For training example t = 1 to m:

1. Set $a^{(1)} := x^{(t)}$  
<br>
2. Perform forward propagation to compute $a^{(l)}$ for l=2,3,...,L  
<br>
3. Using $y^{(t)}$, compute $\delta^{(L)} = a^{(L)}-y^{(t)}$

    Where L is our total number of layers and $a^{(L)}$ is the vector of outputs of the activation units for the last layer. So our "error values" for the last layer are simply the differences of our actual results in the last layer and the correct outputs in y. To get the delta values of the layers before the last layer, we can use an equation that steps us back from right to left.  
<br>
4. Compute $\delta^{(L-1)},...,\delta^{(2)}$ using $\delta^{(l)}=((\Theta^{(l)})^{T}\delta^{(l+1)}\cdot*a^{(l)}\cdot*(1-a^{(l)})$

    The delta values of layer *l* are calculated by multiplying the delta values in the next layer with the theta matrix of layer *l*. We then element-wise multiply that with a function called *g'*, or g-prime, which is the derivative of the activation function *g* evaluated with the input values given by $z^{(l)}$.

    The g-prime derivate terms can also be written out as: $g'(z^{(l)})=a^{(l)}\cdot*(1-a^{(l)})$  
<br>
5. $\Delta_{i,j}^{(l)} := \Delta_{i,j}^{(l)}+a_{j}^{(l)}\delta_{i}^{(l+1)}$ or with vectorization, $\Delta^{(l)} := \Delta^{(l)}+\delta^{(l+1)}(a^{(l)})^{T}$

    Hence we update our new $\Delta$ matrix.

    - $D_{i,j}^{l} := \frac{1}{m}(\Delta_{i,j}^{(l)}+\lambda\Theta_{i,j}^{l})$, if $j\neq0$.
    - $D_{i,j}^{l} := \frac{1}{m}\Delta_{i,j}^{(l)}$, if $j=0$.

### Gradient Checking

To make sure that the backpropagation algorithm is correct, compare the ``gradApprox`` to the computed gradient vector.

$$gradApprox = \frac{J(\theta + \epsilon) - J(\theta - \epsilon)}{2\epsilon}$$

### Random Initialization (Symmetry Breaking)

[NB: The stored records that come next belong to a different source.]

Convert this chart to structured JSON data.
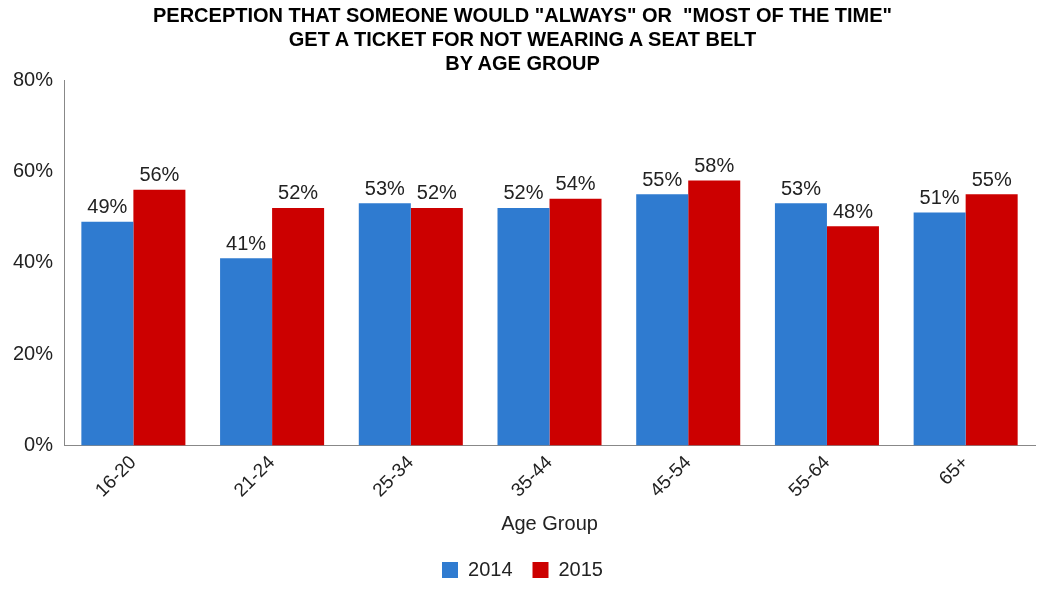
{
  "chart_data": {
    "type": "bar",
    "title": "PERCEPTION THAT SOMEONE WOULD \"ALWAYS\" OR  \"MOST OF THE TIME\"\nGET A TICKET FOR NOT WEARING A SEAT BELT\nBY AGE GROUP",
    "xlabel": "Age Group",
    "categories": [
      "16-20",
      "21-24",
      "25-34",
      "35-44",
      "45-54",
      "55-64",
      "65+"
    ],
    "series": [
      {
        "name": "2014",
        "color": "#2f7bd0",
        "values": [
          49,
          41,
          53,
          52,
          55,
          53,
          51
        ],
        "value_labels": [
          "49%",
          "41%",
          "53%",
          "52%",
          "55%",
          "53%",
          "51%"
        ]
      },
      {
        "name": "2015",
        "color": "#cc0000",
        "values": [
          56,
          52,
          52,
          54,
          58,
          48,
          55
        ],
        "value_labels": [
          "56%",
          "52%",
          "52%",
          "54%",
          "58%",
          "48%",
          "55%"
        ]
      }
    ],
    "ylim": [
      0,
      80
    ],
    "yticks": [
      {
        "value": 0,
        "label": "0%"
      },
      {
        "value": 20,
        "label": "20%"
      },
      {
        "value": 40,
        "label": "40%"
      },
      {
        "value": 60,
        "label": "60%"
      },
      {
        "value": 80,
        "label": "80%"
      }
    ],
    "grid": false,
    "legend": "bottom"
  }
}
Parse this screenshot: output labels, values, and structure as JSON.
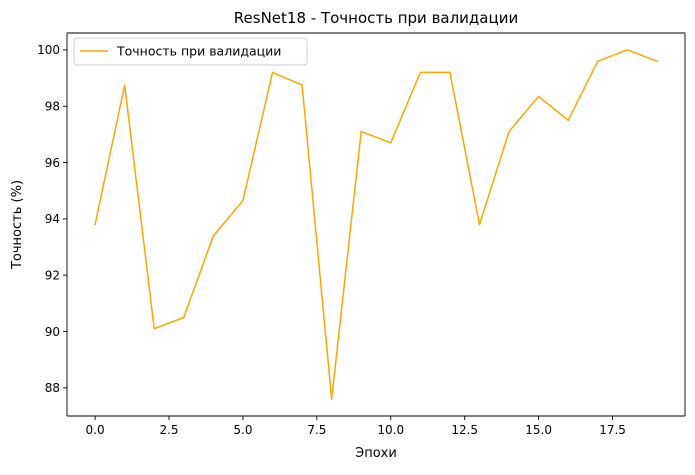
{
  "chart_data": {
    "type": "line",
    "title": "ResNet18 - Точность при валидации",
    "xlabel": "Эпохи",
    "ylabel": "Точность (%)",
    "xlim": [
      -0.95,
      19.95
    ],
    "ylim": [
      87.0,
      100.6
    ],
    "x_ticks": [
      0.0,
      2.5,
      5.0,
      7.5,
      10.0,
      12.5,
      15.0,
      17.5
    ],
    "x_tick_labels": [
      "0.0",
      "2.5",
      "5.0",
      "7.5",
      "10.0",
      "12.5",
      "15.0",
      "17.5"
    ],
    "y_ticks": [
      88,
      90,
      92,
      94,
      96,
      98,
      100
    ],
    "y_tick_labels": [
      "88",
      "90",
      "92",
      "94",
      "96",
      "98",
      "100"
    ],
    "grid": false,
    "legend_position": "top-left",
    "series": [
      {
        "name": "Точность при валидации",
        "color": "#ffa500",
        "x": [
          0,
          1,
          2,
          3,
          4,
          5,
          6,
          7,
          8,
          9,
          10,
          11,
          12,
          13,
          14,
          15,
          16,
          17,
          18,
          19
        ],
        "values": [
          93.8,
          98.75,
          90.1,
          90.5,
          93.4,
          94.65,
          99.2,
          98.75,
          87.6,
          97.1,
          96.7,
          99.2,
          99.2,
          93.8,
          97.1,
          98.35,
          97.5,
          99.6,
          100.0,
          99.6
        ]
      }
    ]
  }
}
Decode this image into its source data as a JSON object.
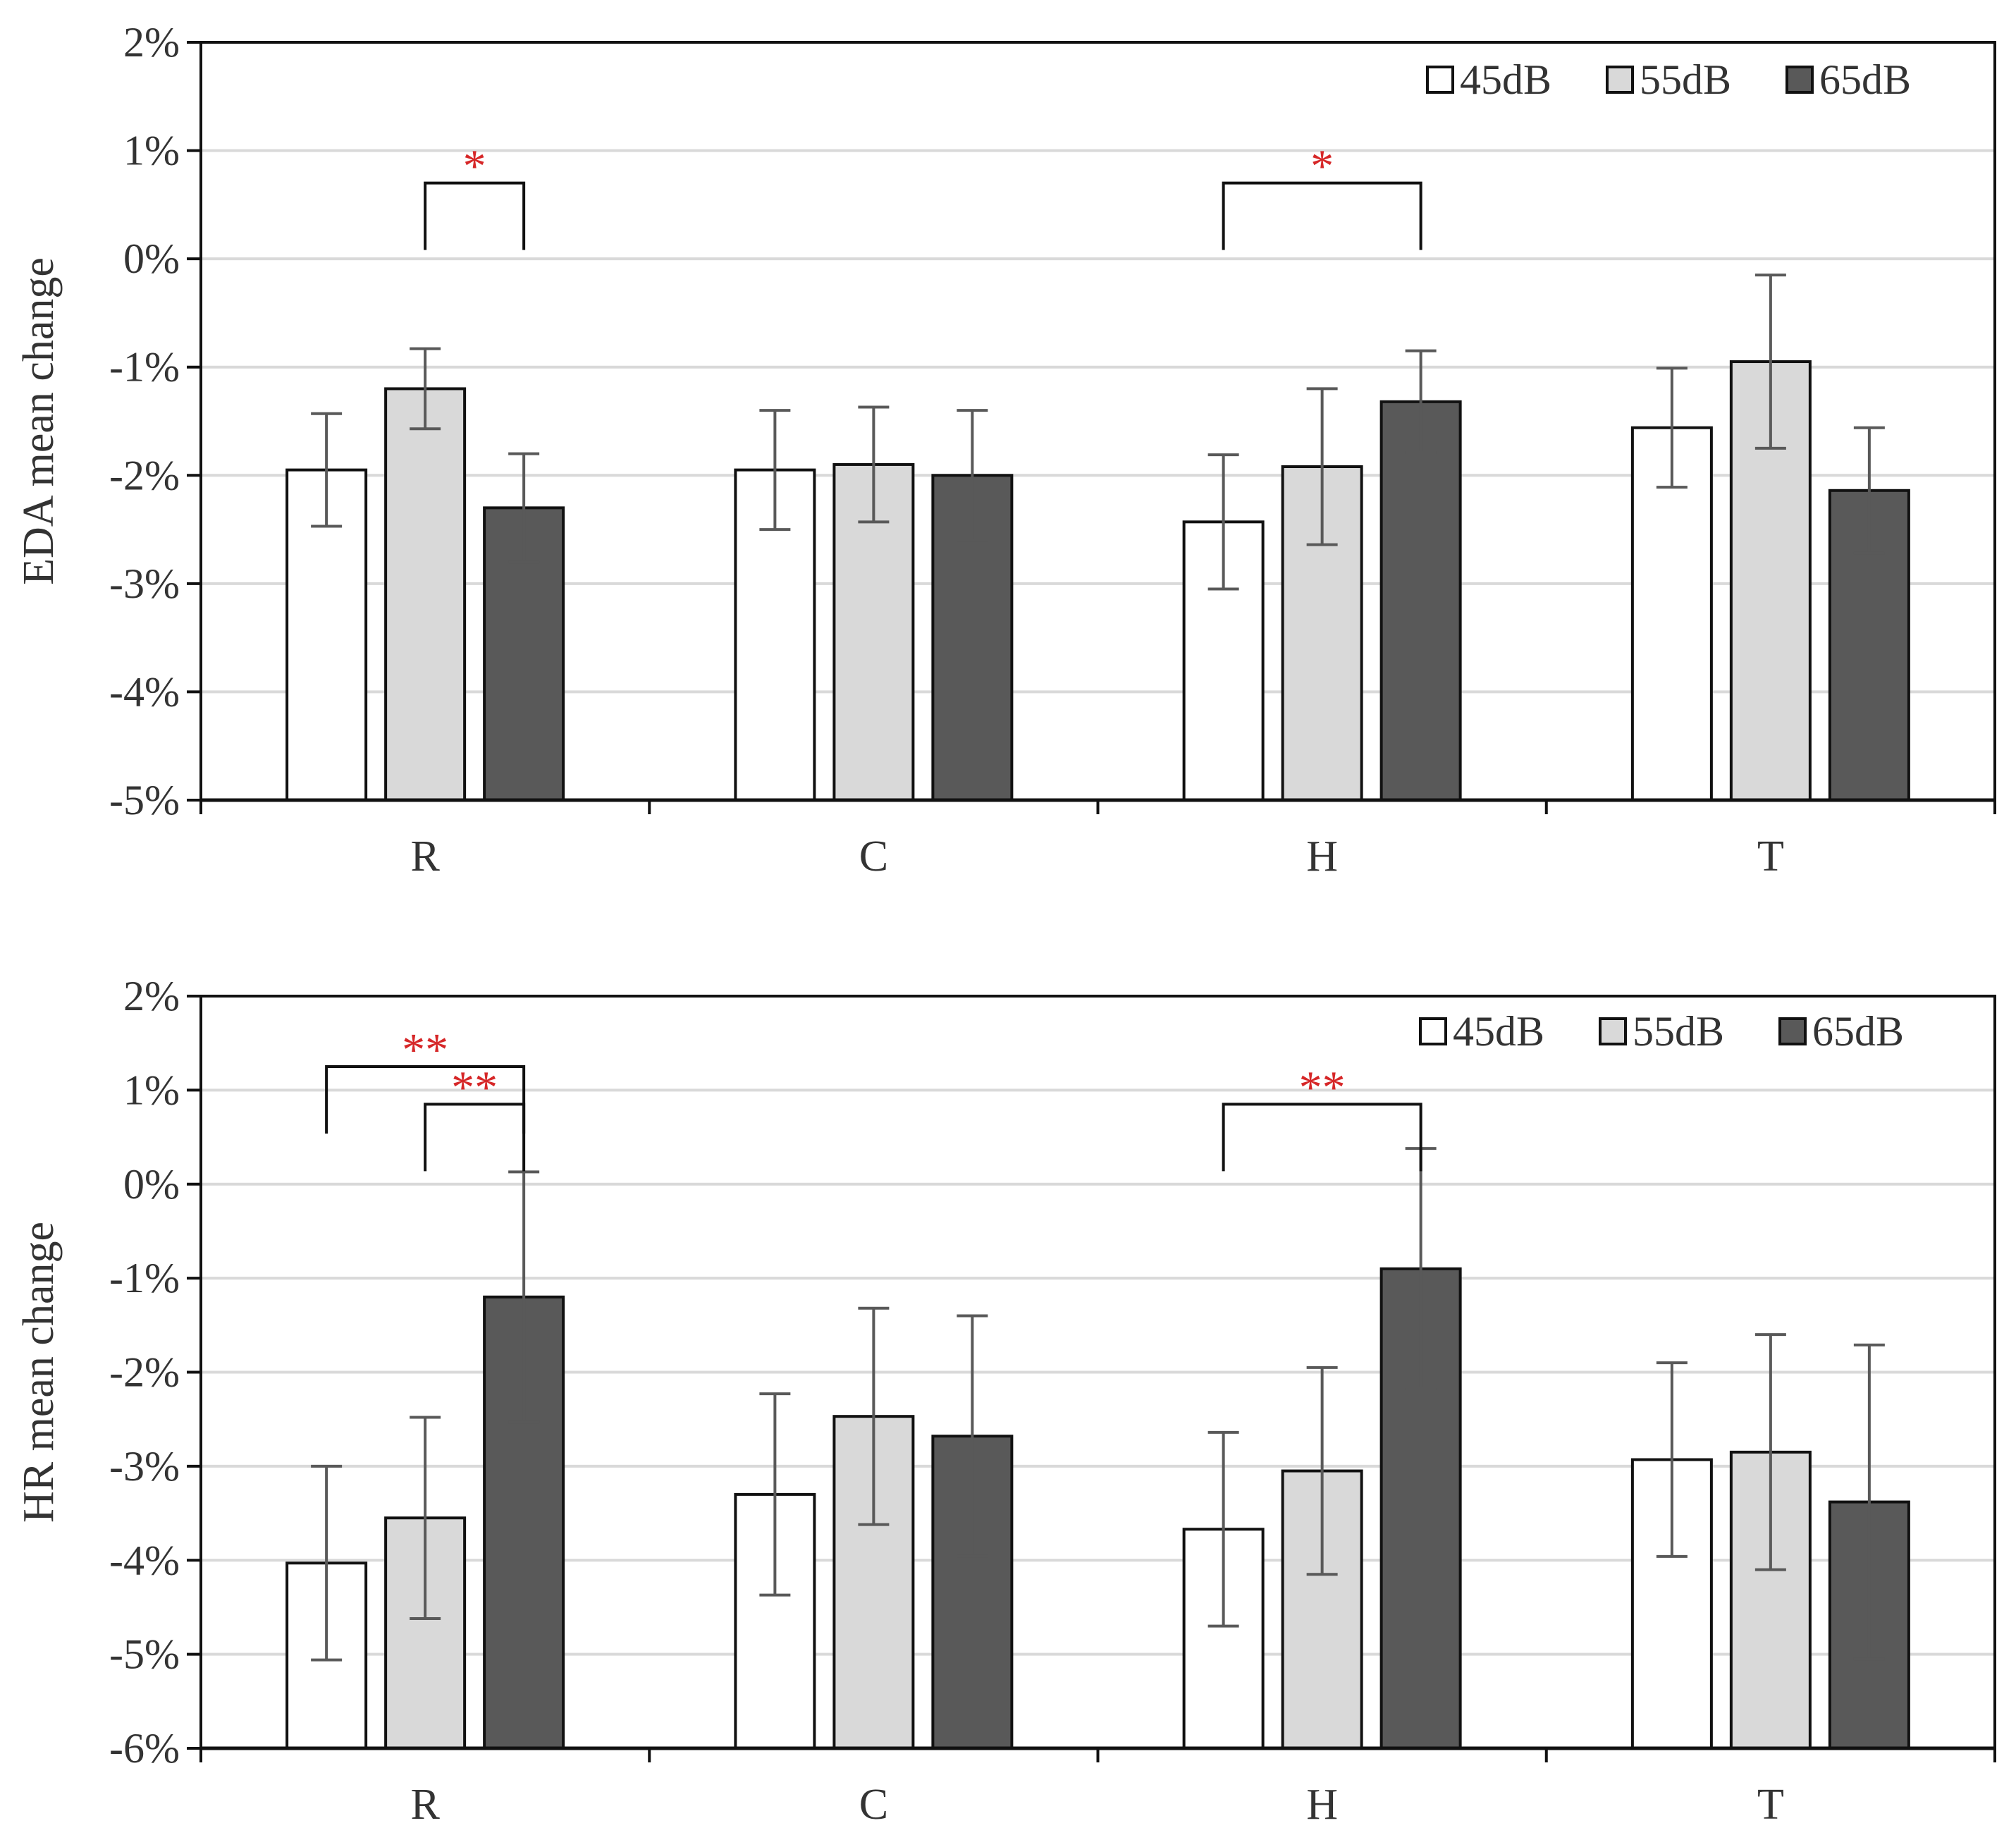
{
  "chart_data": [
    {
      "type": "bar",
      "id": "eda",
      "ylabel": "EDA mean change",
      "ylim": [
        -5,
        2
      ],
      "yticks": [
        2,
        1,
        0,
        -1,
        -2,
        -3,
        -4,
        -5
      ],
      "ytick_labels": [
        "2%",
        "1%",
        "0%",
        "-1%",
        "-2%",
        "-3%",
        "-4%",
        "-5%"
      ],
      "grid": true,
      "legend_position": "top-right",
      "categories": [
        "R",
        "C",
        "H",
        "T"
      ],
      "series": [
        {
          "name": "45dB",
          "color": "#ffffff",
          "values": [
            -1.95,
            -1.95,
            -2.43,
            -1.56
          ],
          "errors": [
            0.52,
            0.55,
            0.62,
            0.55
          ]
        },
        {
          "name": "55dB",
          "color": "#d9d9d9",
          "values": [
            -1.2,
            -1.9,
            -1.92,
            -0.95
          ],
          "errors": [
            0.37,
            0.53,
            0.72,
            0.8
          ]
        },
        {
          "name": "65dB",
          "color": "#595959",
          "values": [
            -2.3,
            -2.0,
            -1.32,
            -2.14
          ],
          "errors": [
            0.5,
            0.6,
            0.47,
            0.58
          ]
        }
      ],
      "significance": [
        {
          "category": "R",
          "from_series": 1,
          "to_series": 2,
          "label": "*",
          "level": 0.7
        },
        {
          "category": "H",
          "from_series": 0,
          "to_series": 2,
          "label": "*",
          "level": 0.7
        }
      ]
    },
    {
      "type": "bar",
      "id": "hr",
      "ylabel": "HR mean change",
      "ylim": [
        -6,
        2
      ],
      "yticks": [
        2,
        1,
        0,
        -1,
        -2,
        -3,
        -4,
        -5,
        -6
      ],
      "ytick_labels": [
        "2%",
        "1%",
        "0%",
        "-1%",
        "-2%",
        "-3%",
        "-4%",
        "-5%",
        "-6%"
      ],
      "grid": true,
      "legend_position": "top-right",
      "categories": [
        "R",
        "C",
        "H",
        "T"
      ],
      "series": [
        {
          "name": "45dB",
          "color": "#ffffff",
          "values": [
            -4.03,
            -3.3,
            -3.67,
            -2.93
          ],
          "errors": [
            1.03,
            1.07,
            1.03,
            1.03
          ]
        },
        {
          "name": "55dB",
          "color": "#d9d9d9",
          "values": [
            -3.55,
            -2.47,
            -3.05,
            -2.85
          ],
          "errors": [
            1.07,
            1.15,
            1.1,
            1.25
          ]
        },
        {
          "name": "65dB",
          "color": "#595959",
          "values": [
            -1.2,
            -2.68,
            -0.9,
            -3.38
          ],
          "errors": [
            1.33,
            1.28,
            1.28,
            1.67
          ]
        }
      ],
      "significance": [
        {
          "category": "R",
          "from_series": 0,
          "to_series": 2,
          "label": "**",
          "level": 1.25
        },
        {
          "category": "R",
          "from_series": 1,
          "to_series": 2,
          "label": "**",
          "level": 0.85
        },
        {
          "category": "H",
          "from_series": 0,
          "to_series": 2,
          "label": "**",
          "level": 0.85
        }
      ]
    }
  ]
}
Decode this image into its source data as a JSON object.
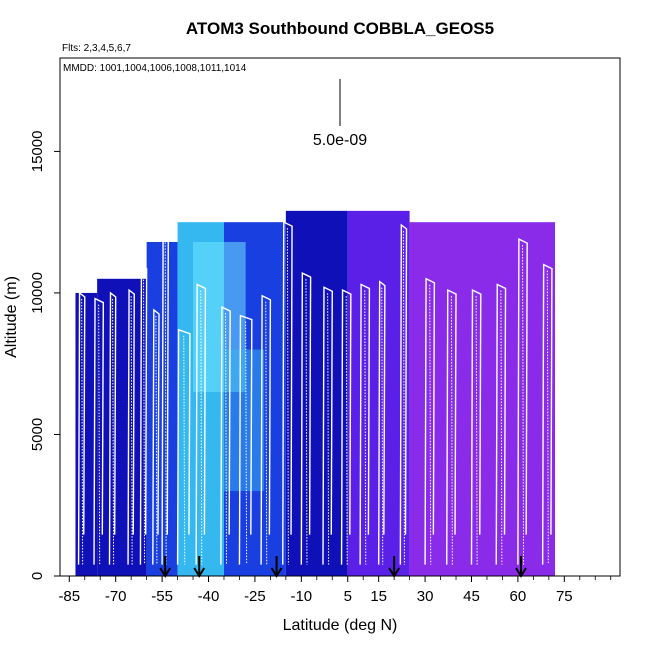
{
  "chart_data": {
    "type": "heatmap",
    "title": "ATOM3 Southbound COBBLA_GEOS5",
    "flights_note": "Flts: 2,3,4,5,6,7",
    "mmdd_note": "MMDD: 1001,1004,1006,1008,1011,1014",
    "xlabel": "Latitude (deg N)",
    "ylabel": "Altitude (m)",
    "xlim": [
      -88,
      93
    ],
    "ylim": [
      0,
      18300
    ],
    "x_ticks": [
      -85,
      -70,
      -55,
      -40,
      -25,
      -10,
      5,
      15,
      30,
      45,
      60,
      75
    ],
    "y_ticks": [
      0,
      5000,
      10000,
      15000
    ],
    "scale_label": "5.0e-09",
    "arrows_lat": [
      -54,
      -43,
      -18,
      20,
      61
    ],
    "colors": {
      "deep_blue": "#1010b8",
      "mid_blue": "#1a3fe0",
      "light_blue": "#35b8f0",
      "cyan": "#6fe3ff",
      "violet": "#5a20e8",
      "purple": "#8a2bea",
      "profile": "#ffffff"
    },
    "regions": [
      {
        "lat": [
          -83,
          -76
        ],
        "alt": [
          0,
          10000
        ],
        "level": "deep"
      },
      {
        "lat": [
          -76,
          -60
        ],
        "alt": [
          0,
          10500
        ],
        "level": "deep"
      },
      {
        "lat": [
          -60,
          -50
        ],
        "alt": [
          0,
          11800
        ],
        "level": "mid"
      },
      {
        "lat": [
          -50,
          -35
        ],
        "alt": [
          0,
          12500
        ],
        "level": "light"
      },
      {
        "lat": [
          -35,
          -15
        ],
        "alt": [
          0,
          12500
        ],
        "level": "mid"
      },
      {
        "lat": [
          -15,
          5
        ],
        "alt": [
          0,
          12900
        ],
        "level": "deep"
      },
      {
        "lat": [
          5,
          25
        ],
        "alt": [
          0,
          12900
        ],
        "level": "violet"
      },
      {
        "lat": [
          25,
          72
        ],
        "alt": [
          0,
          12500
        ],
        "level": "purple"
      }
    ],
    "profiles": [
      {
        "lat": [
          -82,
          -80
        ],
        "top": 10000
      },
      {
        "lat": [
          -77,
          -74
        ],
        "top": 9800
      },
      {
        "lat": [
          -72,
          -70
        ],
        "top": 10000
      },
      {
        "lat": [
          -66,
          -64
        ],
        "top": 10100
      },
      {
        "lat": [
          -62,
          -60
        ],
        "top": 11000
      },
      {
        "lat": [
          -58,
          -56
        ],
        "top": 9400
      },
      {
        "lat": [
          -55,
          -53
        ],
        "top": 12000
      },
      {
        "lat": [
          -50,
          -46
        ],
        "top": 8700
      },
      {
        "lat": [
          -44,
          -41
        ],
        "top": 10300
      },
      {
        "lat": [
          -36,
          -33
        ],
        "top": 9500
      },
      {
        "lat": [
          -30,
          -26
        ],
        "top": 9200
      },
      {
        "lat": [
          -23,
          -20
        ],
        "top": 9900
      },
      {
        "lat": [
          -16,
          -13
        ],
        "top": 12500
      },
      {
        "lat": [
          -10,
          -7
        ],
        "top": 10700
      },
      {
        "lat": [
          -3,
          0
        ],
        "top": 10200
      },
      {
        "lat": [
          3,
          6
        ],
        "top": 10100
      },
      {
        "lat": [
          9,
          12
        ],
        "top": 10300
      },
      {
        "lat": [
          15,
          17
        ],
        "top": 10400
      },
      {
        "lat": [
          22,
          24
        ],
        "top": 12400
      },
      {
        "lat": [
          30,
          33
        ],
        "top": 10500
      },
      {
        "lat": [
          37,
          40
        ],
        "top": 10100
      },
      {
        "lat": [
          45,
          48
        ],
        "top": 10100
      },
      {
        "lat": [
          53,
          56
        ],
        "top": 10300
      },
      {
        "lat": [
          60,
          63
        ],
        "top": 11900
      },
      {
        "lat": [
          68,
          71
        ],
        "top": 11000
      }
    ]
  }
}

Initialize each $\Theta_{i, j}^{(l)}$ to a random value in $[-\epsilon, \epsilon]$ (not related to gradient checking $\epsilon$). That is, $-\epsilon\leq\Theta_{i, j}^{(l)}\leq\epsilon$.

One effective strategy for choosing $\epsilon_{init}$ is to base it on the 
number of units in the network. A good choice of $\epsilon_{init}$ is:

$$\epsilon_{init} = \frac{\sqrt{6}}{\sqrt{L_{in} + L_{out}}}$$

where $L_{in} = s_{l}$ and $L_{out} = s_{l+1}$ are the number of units in the layers adjacent to $\Theta^{(l)}$.

### Traning a neural network

1. Randomly initialize weights.
2. Implement forward propagation to get $h_{\Theta}(x^{(i)})$ for any $x^{(i)}$.
3. Implement code to compute cost function $J(\Theta)$.
4. Implement backpropagation to compute partial derivatives $\frac{\partial}{\partial\Theta_{j,k}^{(l)}}J(\Theta)$.
5. Use gradient checking to compare $\frac{\partial}{\partial\Theta_{j,k}^{(l)}}J(\Theta)$ computed using backpropagation vs using numerical estimate of gradient of $J(\Theta)$. Then disable gradient checking code.
6. Use gradient descent or other advanced optimization methods with backpropagation to try to minimize $J(\Theta)$ as a function of parameters $\Theta$.